La seule solution qui se présente alors à moi : une intervention chirurgicale très lourde, très invasive avec une part de risques pour retirer cette tumeur. Or, j’en ressors paraplégique. Si aujourd’hui, je peux encore me tenir debout, mon périmètre de marche est très restreint et je me déplace en fauteuil roulant.

Un sport pour lequel elle n’avait aucun repère de personne valide

FF : Vous êtes opérée en novembre 2017. En septembre 2018, vous poussez la porte de votre club d’aviron. Pourquoi cette envie de vous remettre au sport ?

C.G : J’étais déjà sportive. Je pratiquais la course à pied, le trail. Surtout, j’étais très en colère. Je cherchais absolument à vaincre le handicap. Dans ma tête, j’étais persuadée que je ne resterais pas handicapée, que je retrouverais mes capacités physiques.

FF : Comment découvrez-vous le para-aviron ?

C.G : D’abord, je cherchais un sport pour lequel je n’avais aucun repère de personne valide. Mon ex-mari m’a proposé de me renseigner sur les sports adaptés aux paraplégiques et nous sommes tombés sur l’aviron. J’ai regardé des vidéos sur YouTube, puis, j’ai cherché un club avec du matériel adapté. C’est comme cela que j’ai contacté celui de Corbeil-Essonnes. Il accueille des personnes valides et en situation de handicap.
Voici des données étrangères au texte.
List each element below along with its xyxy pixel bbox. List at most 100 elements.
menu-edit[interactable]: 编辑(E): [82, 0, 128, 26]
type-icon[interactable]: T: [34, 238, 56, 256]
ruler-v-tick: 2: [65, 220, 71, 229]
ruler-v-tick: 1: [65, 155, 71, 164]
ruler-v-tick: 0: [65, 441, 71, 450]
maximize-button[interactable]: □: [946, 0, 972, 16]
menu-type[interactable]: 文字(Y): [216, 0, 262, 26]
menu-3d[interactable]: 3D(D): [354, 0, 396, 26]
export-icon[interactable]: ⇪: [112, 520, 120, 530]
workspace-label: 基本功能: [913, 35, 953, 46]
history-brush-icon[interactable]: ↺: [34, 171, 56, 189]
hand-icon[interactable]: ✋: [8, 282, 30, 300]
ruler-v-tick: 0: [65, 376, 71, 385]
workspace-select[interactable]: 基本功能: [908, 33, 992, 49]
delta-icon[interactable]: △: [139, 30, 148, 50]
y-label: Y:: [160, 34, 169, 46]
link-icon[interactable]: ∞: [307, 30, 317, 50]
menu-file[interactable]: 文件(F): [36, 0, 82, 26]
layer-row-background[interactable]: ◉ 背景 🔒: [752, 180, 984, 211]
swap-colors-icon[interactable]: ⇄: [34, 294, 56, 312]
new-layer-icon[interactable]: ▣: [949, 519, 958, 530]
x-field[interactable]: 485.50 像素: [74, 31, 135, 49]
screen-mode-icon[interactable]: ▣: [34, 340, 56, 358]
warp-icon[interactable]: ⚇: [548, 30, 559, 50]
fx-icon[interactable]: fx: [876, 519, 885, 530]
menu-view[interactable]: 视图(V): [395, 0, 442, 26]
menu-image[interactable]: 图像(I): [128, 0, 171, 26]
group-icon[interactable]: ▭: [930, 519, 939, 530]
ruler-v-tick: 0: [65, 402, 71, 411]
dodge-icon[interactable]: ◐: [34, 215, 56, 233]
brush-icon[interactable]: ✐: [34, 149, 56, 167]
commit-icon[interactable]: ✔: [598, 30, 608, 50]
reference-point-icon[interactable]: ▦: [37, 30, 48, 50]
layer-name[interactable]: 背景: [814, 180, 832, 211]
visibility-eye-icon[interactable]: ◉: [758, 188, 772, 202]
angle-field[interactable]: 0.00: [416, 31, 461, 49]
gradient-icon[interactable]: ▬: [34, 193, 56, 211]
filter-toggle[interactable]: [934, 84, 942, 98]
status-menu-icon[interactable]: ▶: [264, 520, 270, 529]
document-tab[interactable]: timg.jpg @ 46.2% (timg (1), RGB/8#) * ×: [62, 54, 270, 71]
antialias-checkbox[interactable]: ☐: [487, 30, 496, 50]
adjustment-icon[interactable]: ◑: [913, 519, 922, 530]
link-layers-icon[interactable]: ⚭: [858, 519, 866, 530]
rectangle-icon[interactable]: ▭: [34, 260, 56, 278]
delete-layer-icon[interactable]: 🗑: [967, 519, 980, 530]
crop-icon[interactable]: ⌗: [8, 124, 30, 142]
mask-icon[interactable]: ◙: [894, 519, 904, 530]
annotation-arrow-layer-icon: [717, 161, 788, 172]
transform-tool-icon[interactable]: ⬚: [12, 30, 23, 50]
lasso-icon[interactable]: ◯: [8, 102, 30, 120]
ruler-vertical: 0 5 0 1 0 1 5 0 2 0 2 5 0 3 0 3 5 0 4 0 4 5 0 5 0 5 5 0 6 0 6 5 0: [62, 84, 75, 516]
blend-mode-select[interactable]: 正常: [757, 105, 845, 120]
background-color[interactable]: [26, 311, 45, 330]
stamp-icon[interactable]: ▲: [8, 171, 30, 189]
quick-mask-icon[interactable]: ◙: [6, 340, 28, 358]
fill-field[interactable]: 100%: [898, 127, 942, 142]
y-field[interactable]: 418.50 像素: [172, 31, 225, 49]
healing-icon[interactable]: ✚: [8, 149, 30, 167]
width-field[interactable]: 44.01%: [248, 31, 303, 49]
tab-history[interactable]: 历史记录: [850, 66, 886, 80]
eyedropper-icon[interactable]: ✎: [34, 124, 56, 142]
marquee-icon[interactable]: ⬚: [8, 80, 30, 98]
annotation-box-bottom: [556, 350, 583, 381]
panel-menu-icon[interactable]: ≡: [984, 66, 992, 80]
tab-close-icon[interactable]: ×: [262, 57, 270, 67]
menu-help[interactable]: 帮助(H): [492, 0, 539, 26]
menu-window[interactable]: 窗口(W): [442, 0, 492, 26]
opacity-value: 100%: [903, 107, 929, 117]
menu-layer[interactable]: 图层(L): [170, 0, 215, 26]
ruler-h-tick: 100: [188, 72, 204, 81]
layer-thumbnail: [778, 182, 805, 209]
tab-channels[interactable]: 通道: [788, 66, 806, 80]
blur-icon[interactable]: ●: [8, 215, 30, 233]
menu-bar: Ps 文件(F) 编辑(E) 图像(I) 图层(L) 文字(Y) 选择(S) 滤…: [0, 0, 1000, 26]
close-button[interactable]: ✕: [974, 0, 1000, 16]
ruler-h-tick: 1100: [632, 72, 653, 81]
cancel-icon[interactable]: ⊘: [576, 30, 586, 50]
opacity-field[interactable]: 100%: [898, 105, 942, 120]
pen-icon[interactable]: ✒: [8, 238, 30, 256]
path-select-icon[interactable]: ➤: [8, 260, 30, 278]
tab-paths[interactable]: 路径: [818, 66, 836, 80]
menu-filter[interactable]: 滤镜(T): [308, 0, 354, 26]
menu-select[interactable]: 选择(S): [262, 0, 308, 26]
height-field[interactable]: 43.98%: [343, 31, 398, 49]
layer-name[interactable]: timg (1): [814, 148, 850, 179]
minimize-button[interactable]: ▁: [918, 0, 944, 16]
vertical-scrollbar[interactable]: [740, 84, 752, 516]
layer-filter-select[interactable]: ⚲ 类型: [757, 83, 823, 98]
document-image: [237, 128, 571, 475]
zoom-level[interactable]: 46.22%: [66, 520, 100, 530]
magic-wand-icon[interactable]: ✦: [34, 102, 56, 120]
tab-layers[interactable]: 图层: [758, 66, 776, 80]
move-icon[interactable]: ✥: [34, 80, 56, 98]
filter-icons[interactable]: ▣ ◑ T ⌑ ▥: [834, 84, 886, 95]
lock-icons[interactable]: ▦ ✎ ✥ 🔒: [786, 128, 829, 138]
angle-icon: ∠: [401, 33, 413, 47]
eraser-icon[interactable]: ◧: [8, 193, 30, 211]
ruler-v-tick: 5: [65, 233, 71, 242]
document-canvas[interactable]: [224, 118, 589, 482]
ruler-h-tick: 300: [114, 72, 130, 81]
Le feeling a été immédiat, notamment avec le directeur technique qui est devenu mon coach.

Des premiers coups de rame décisifs

FF : Vous souvenez-vous de votre première impression quand vous vous êtes retrouvée dans le bateau ?
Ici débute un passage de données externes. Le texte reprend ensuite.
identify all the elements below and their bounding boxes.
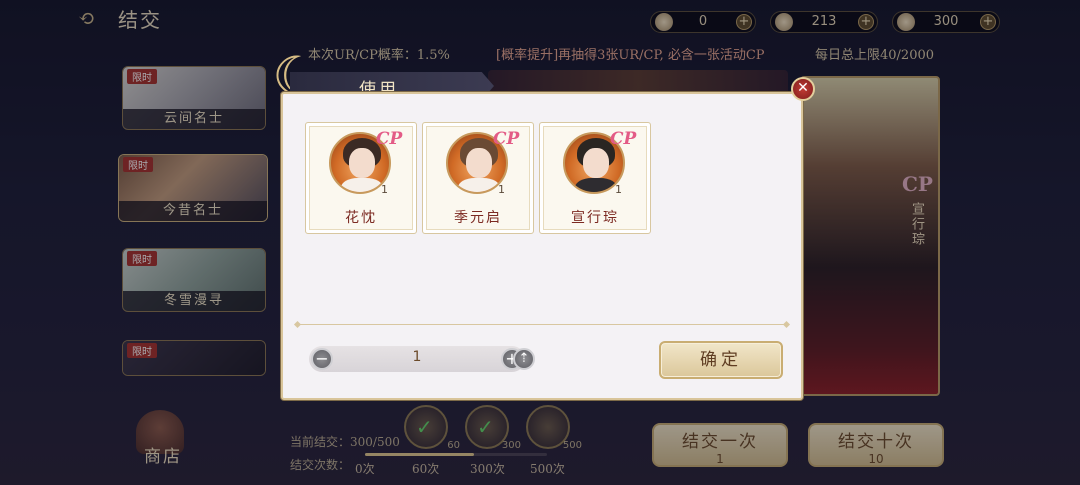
cp-card-hua-chen[interactable]: CP 1 花忱 <box>305 122 417 234</box>
cp-badge-icon: CP <box>376 129 403 149</box>
card-count: 1 <box>381 183 388 196</box>
card-count: 1 <box>615 183 622 196</box>
close-button[interactable]: ✕ <box>791 77 815 101</box>
card-name: 季元启 <box>454 210 502 226</box>
max-quantity-button[interactable]: ⇡ <box>513 348 535 370</box>
card-name: 花忱 <box>345 210 377 226</box>
decrease-button[interactable]: − <box>311 348 333 370</box>
cp-badge-icon: CP <box>493 129 520 149</box>
cp-badge-icon: CP <box>610 129 637 149</box>
quantity-stepper: − 1 + <box>309 346 525 372</box>
card-count: 1 <box>498 183 505 196</box>
cp-card-ji-yuanqi[interactable]: CP 1 季元启 <box>422 122 534 234</box>
confirm-button[interactable]: 确定 <box>659 341 783 379</box>
use-item-dialog: CP 1 花忱 CP 1 季元启 CP 1 宣行琮 − 1 + ⇡ 确定 <box>281 92 803 400</box>
card-name: 宣行琮 <box>571 210 619 226</box>
cp-card-xuan-xingcong[interactable]: CP 1 宣行琮 <box>539 122 651 234</box>
divider <box>297 324 787 325</box>
quantity-value[interactable]: 1 <box>339 349 495 365</box>
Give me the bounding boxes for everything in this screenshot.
C.G : Horrible ! Ça bouge énormément. Quand vous n’avez pas beaucoup d’abdos, vous avez la sensation que vous allez tomber. Et puis j’ai donné les premiers coups de rame, et là, j’ai adoré. C’est quand même autre chose que de pousser son fauteuil pour avancer.
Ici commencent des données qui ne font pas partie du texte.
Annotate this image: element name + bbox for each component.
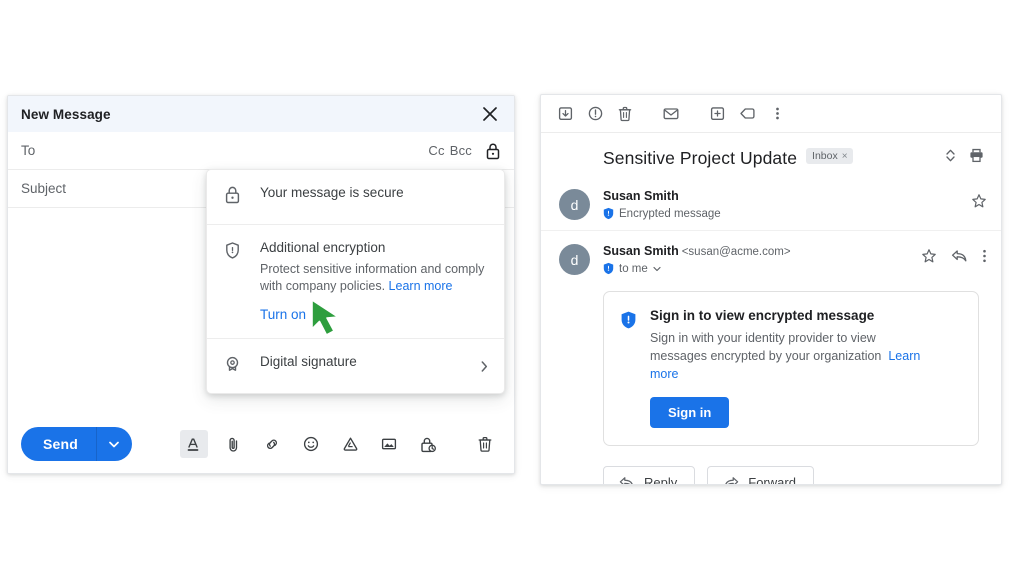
- menu-item-digital-signature[interactable]: Digital signature: [207, 338, 504, 393]
- label-chip-text: Inbox: [812, 150, 838, 162]
- reader-footer: Reply Forward: [541, 446, 1001, 485]
- message-summary-row: d Susan Smith Encrypted message: [541, 179, 1001, 230]
- lock-icon: [223, 184, 251, 210]
- shield-icon: [223, 239, 251, 324]
- lock-icon[interactable]: [485, 142, 501, 160]
- message-status-text: Encrypted message: [619, 207, 721, 220]
- recipient-line[interactable]: to me: [603, 262, 921, 275]
- print-icon[interactable]: [968, 147, 985, 169]
- menu-item-title: Digital signature: [260, 354, 357, 369]
- reader-toolbar: [541, 95, 1001, 133]
- insert-emoji-icon[interactable]: [297, 430, 325, 458]
- sender-name-text: Susan Smith: [603, 244, 679, 258]
- confidential-mode-icon[interactable]: [414, 430, 442, 458]
- compose-header: New Message: [8, 96, 514, 132]
- reader-subject-row: Sensitive Project Update Inbox ×: [541, 133, 1001, 179]
- to-label: To: [21, 143, 36, 158]
- report-spam-icon[interactable]: [581, 100, 609, 128]
- archive-icon[interactable]: [551, 100, 579, 128]
- snooze-icon[interactable]: [703, 100, 731, 128]
- to-field-right: Cc Bcc: [423, 142, 501, 160]
- cc-bcc-toggle[interactable]: Cc Bcc: [423, 143, 472, 158]
- forward-icon: [723, 476, 739, 484]
- more-options-icon[interactable]: [982, 248, 987, 269]
- send-divider: [96, 427, 98, 461]
- email-reading-pane: Sensitive Project Update Inbox × d Susan…: [540, 94, 1002, 485]
- turn-on-link[interactable]: Turn on: [260, 307, 306, 322]
- format-text-icon[interactable]: [180, 430, 208, 458]
- message-actions: [971, 189, 987, 214]
- signin-card-title: Sign in to view encrypted message: [650, 308, 875, 323]
- encrypted-shield-icon: [603, 207, 614, 220]
- sender-email: <susan@acme.com>: [681, 246, 791, 258]
- delete-icon[interactable]: [611, 100, 639, 128]
- mark-unread-icon[interactable]: [657, 100, 685, 128]
- shield-filled-icon: [620, 308, 646, 428]
- compose-footer: Send: [8, 415, 514, 473]
- security-dropdown-menu: Your message is secure Additional encryp…: [206, 169, 505, 394]
- attach-file-icon[interactable]: [219, 430, 247, 458]
- insert-drive-icon[interactable]: [336, 430, 364, 458]
- message-detail-row: d Susan Smith <susan@acme.com> to me: [541, 230, 1001, 285]
- more-options-icon[interactable]: [763, 100, 791, 128]
- chevron-down-icon[interactable]: [653, 266, 661, 272]
- recipient-text: to me: [619, 262, 648, 275]
- label-chip-inbox[interactable]: Inbox ×: [806, 148, 853, 164]
- label-chip-remove-icon[interactable]: ×: [842, 151, 848, 162]
- menu-item-body: Your message is secure: [251, 184, 488, 210]
- compose-title: New Message: [21, 106, 111, 122]
- expand-collapse-icon[interactable]: [945, 148, 956, 168]
- message-meta: Susan Smith <susan@acme.com> to me: [590, 244, 921, 275]
- send-button-label: Send: [43, 436, 79, 452]
- cc-label[interactable]: Cc: [428, 143, 444, 158]
- signin-encrypted-card: Sign in to view encrypted message Sign i…: [603, 291, 979, 446]
- compose-toolbar: [180, 430, 501, 458]
- reply-icon[interactable]: [951, 249, 968, 268]
- screenshot-stage: New Message To Cc Bcc Subject Send Your …: [0, 0, 1024, 576]
- menu-item-body: Digital signature: [251, 353, 481, 379]
- menu-item-additional-encryption[interactable]: Additional encryption Protect sensitive …: [207, 224, 504, 338]
- avatar: d: [559, 189, 590, 220]
- reader-subject-actions: [945, 147, 989, 169]
- star-icon[interactable]: [971, 193, 987, 214]
- learn-more-link[interactable]: Learn more: [389, 279, 453, 293]
- forward-button-label: Forward: [748, 475, 796, 485]
- signin-card-text: Sign in with your identity provider to v…: [650, 329, 922, 383]
- reply-icon: [619, 476, 635, 484]
- message-meta: Susan Smith Encrypted message: [590, 189, 971, 220]
- sign-in-button[interactable]: Sign in: [650, 397, 730, 428]
- page-title: Sensitive Project Update: [603, 147, 798, 168]
- digital-signature-icon: [223, 353, 251, 379]
- close-icon[interactable]: [479, 103, 501, 125]
- send-button[interactable]: Send: [21, 427, 133, 461]
- bcc-label[interactable]: Bcc: [450, 143, 472, 158]
- sender-name: Susan Smith: [603, 189, 679, 203]
- forward-button[interactable]: Forward: [707, 466, 814, 485]
- sender-name: Susan Smith <susan@acme.com>: [603, 244, 921, 258]
- subject-label: Subject: [21, 181, 67, 196]
- message-actions: [921, 244, 987, 269]
- menu-item-title: Your message is secure: [260, 185, 404, 200]
- menu-item-message-secure[interactable]: Your message is secure: [207, 170, 504, 224]
- menu-item-title: Additional encryption: [260, 240, 386, 255]
- to-field-row[interactable]: To Cc Bcc: [8, 132, 514, 170]
- chevron-right-icon: [481, 353, 488, 379]
- reply-button-label: Reply: [644, 475, 678, 485]
- avatar: d: [559, 244, 590, 275]
- star-icon[interactable]: [921, 248, 937, 269]
- encrypted-shield-icon: [603, 262, 614, 275]
- delete-draft-icon[interactable]: [471, 430, 499, 458]
- message-status: Encrypted message: [603, 207, 971, 220]
- menu-item-subtitle: Protect sensitive information and comply…: [260, 261, 488, 295]
- reply-button[interactable]: Reply: [603, 466, 696, 485]
- signin-card-body: Sign in to view encrypted message Sign i…: [646, 308, 960, 428]
- send-options-chevron-down-icon[interactable]: [97, 441, 132, 448]
- signin-card-description: Sign in with your identity provider to v…: [650, 331, 882, 363]
- insert-link-icon[interactable]: [258, 430, 286, 458]
- insert-photo-icon[interactable]: [375, 430, 403, 458]
- menu-item-body: Additional encryption Protect sensitive …: [251, 239, 488, 324]
- label-icon[interactable]: [733, 100, 761, 128]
L’aviron m’a sortie de ma vie d’avant. »

FF : Que vous a apporté cette pratique sportive ?

C.G : L’aviron m’a sortie de ma vie d’avant. J’ai rencontré des gens qui ne me connaissaient pas et ne me posaient pas de questions. Ils m’ont prise telle que j’étais. Quand on est en situation de handicap, tout est difficile. Mais on ne peut pas dire qu’on se dépasse vraiment lorsque l’on parvient à s’habiller le matin. J’aime la fatigue liée au sport. Ça m’a redonné une “normalité” dans la vie.

Comme parallèlement, j’ai repris mon travail, j’ai pu m’appuyer sur le sport et sur ma vie professionnelle. Deux socles qui n’avaient pas été détruits avec le handicap. À partir de ce moment, j’ai retrouvé confiance en moi.

Passage dans le haut niveau en 2021

FF : Quel a été le déclic pour vous lancer dans la compétition ?
C.G : En février 2019, mon club m’a proposé de m’inscrire aux championnats indoor de para-aviron. Je me suis prise au jeu. Rapidement, je suis devenue hyper combative et très en forme au niveau cardio, capable de développer une force importante. Et je me suis dit alors que je voulais poursuivre la compétition. Et mon club m’a soutenue. J’ai basculé dans le haut niveau en 2021. [Ndlr : en 2023, Claire a choisi de rejoindre l’équipe suisse après avoir eu du mal à s’intégrer dans le collectif France.]

C’est un sport où l’on avance en reculant. J’y vois une symbolique proche du parcours de reconstruction lié au handicap. »

FF : Quelle relation entretenez-vous avec votre discipline ?

C.G : Je vise l’excellence. J’ai arrêté de ramer avec ma colère. Car les émotions négatives ne produisent rien de bon. Et quand je me retrouve dans mon bateau face à un coucher du soleil, je réalise aussi combien la pureté et la beauté du para-aviron me nourrissent.

Être seule, obligée de trouver des repères sur les côtés pour aller droit. Mettre toute sa force pour atteindre un endroit imperceptible de prime abord. C’est un sport où l’on avance en reculant. J’y vois une symbolique proche du parcours de reconstruction lié au handicap.

FF : Faites-vous une différence avec ce que vous ressentiez avant votre handicap ?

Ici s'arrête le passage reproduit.